Avant d’étudier cette extension si étonnante de l’école lasallienne, achevons d’examiner celle-ci en ses éléments fondamentaux, en ce modeste édifice qui, tout environné qu’il soit de plus imposantes annexes, reste le centre et assure l’unité du chef-d’œuvre. Le programme d’enseignement qu’élabore pour ses classes le grand éducateur a des limites si judicieuses et si nettes, un si parfait équilibre, une si profonde raison d’être qu’il ne changera guère jusqu’à l’époque contemporaine : il comporte la lecture, l’écriture – qui est l’objet d’un soin particulier – la grammaire, la rédaction en ses formes les plus simples ou les plus usuelles (rédactions de contrats, de quittances, de procès-verbaux et, d’autre part, afin d’exercer l’enfant à l’expression de quelques idées abstraites et à un travail personnel sur les vérités religieuses, analyses du catéchisme); il accorde une très large place au calcul, arithmétique, système des poids et mesures, comptabilité; il se complète enfin par le dessin et par le chant.

Il appelle, en résumé, à la vie pratique et à la vie sociale les fils du peuple français : il les munit de toutes les connaissances qui, même dans une humble condition, mettront en valeur le bon sens naturel, l’intelligence avisée, l’habileté professionnelle. Il les sort de l’ignorance, sans les jeter hors de leur milieu; et, cependant, il donne aux mieux doués le moyen de s’élever d’un sûr et vigoureux élan.

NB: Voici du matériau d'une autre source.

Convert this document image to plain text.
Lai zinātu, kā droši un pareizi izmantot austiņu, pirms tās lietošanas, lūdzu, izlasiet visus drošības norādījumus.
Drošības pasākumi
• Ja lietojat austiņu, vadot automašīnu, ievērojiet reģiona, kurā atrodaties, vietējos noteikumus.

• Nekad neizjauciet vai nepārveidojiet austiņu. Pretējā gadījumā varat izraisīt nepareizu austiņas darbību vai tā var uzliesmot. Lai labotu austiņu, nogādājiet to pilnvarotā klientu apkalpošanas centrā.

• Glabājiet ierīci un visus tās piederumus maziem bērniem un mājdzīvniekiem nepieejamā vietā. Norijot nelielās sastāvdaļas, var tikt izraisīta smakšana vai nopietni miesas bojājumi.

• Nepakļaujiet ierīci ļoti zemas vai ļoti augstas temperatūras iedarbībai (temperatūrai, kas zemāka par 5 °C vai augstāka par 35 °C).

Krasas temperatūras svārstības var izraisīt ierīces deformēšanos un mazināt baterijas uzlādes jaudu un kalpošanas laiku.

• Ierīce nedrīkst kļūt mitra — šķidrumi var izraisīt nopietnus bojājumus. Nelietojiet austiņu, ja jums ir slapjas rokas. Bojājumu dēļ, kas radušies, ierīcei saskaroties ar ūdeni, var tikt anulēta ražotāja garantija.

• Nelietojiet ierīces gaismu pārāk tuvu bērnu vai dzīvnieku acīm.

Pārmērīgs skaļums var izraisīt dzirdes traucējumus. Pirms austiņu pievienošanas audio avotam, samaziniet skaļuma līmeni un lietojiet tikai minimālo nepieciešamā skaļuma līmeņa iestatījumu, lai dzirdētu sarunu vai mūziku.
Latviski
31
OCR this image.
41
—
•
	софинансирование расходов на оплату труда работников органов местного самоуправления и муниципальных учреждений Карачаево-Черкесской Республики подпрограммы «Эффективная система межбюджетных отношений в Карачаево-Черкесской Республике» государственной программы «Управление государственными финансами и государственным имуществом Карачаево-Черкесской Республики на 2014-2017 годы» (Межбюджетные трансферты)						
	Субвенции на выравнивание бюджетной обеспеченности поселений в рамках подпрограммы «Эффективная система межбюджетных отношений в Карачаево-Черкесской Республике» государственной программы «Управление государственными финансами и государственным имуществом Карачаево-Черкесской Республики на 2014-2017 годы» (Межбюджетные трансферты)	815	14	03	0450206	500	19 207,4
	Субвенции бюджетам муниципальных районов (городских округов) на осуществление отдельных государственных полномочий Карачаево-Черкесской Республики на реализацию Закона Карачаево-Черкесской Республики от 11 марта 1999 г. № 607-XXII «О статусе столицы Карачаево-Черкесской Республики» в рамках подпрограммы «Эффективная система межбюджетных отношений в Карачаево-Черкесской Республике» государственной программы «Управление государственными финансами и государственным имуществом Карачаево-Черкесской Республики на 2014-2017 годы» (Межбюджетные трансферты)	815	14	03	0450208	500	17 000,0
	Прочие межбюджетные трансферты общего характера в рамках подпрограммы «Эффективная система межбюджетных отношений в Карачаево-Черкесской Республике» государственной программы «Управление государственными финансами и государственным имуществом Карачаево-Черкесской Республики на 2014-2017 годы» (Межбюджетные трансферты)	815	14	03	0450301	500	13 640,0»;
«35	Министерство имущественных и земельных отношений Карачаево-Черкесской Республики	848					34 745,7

Mais ce sont là des vues terrestres. Considérées en elle-mêmes, elles restreignent singulièrement l’horizon de l’éducateur, elles lui voilent le but de l’éducation. Il les faut élargir, éclairer par l’idéal surnaturel : en définitive, l’homme ne sera vraiment l’homme que s’il est replacé, dès son premier âge, dans le plan divin. Sa science, petite ou grande, devra se trouver dans l’axe de sa conscience; son effort intellectuel devra l’aider à préciser la notion du devoir et aboutir en définitive, à plus de vertu. Si, déclare M. de La Salle, les Frères tiennent des écoles, c’est « afin que, les enfants y étant sous la conduite des maîtres depuis le matin jusqu’au soir, ces maîtres leur puissent apprendre à bien vivre, en les instruisant des mystères de notre sainte religion, en leur inspirant les maximes chrétiennes. »


(1) Un homme sans latin ne pouvait être, aux yeux des lettrés, qu’un ignorant : et les Frères allaient, par suite, devenir… les « ignorantins ».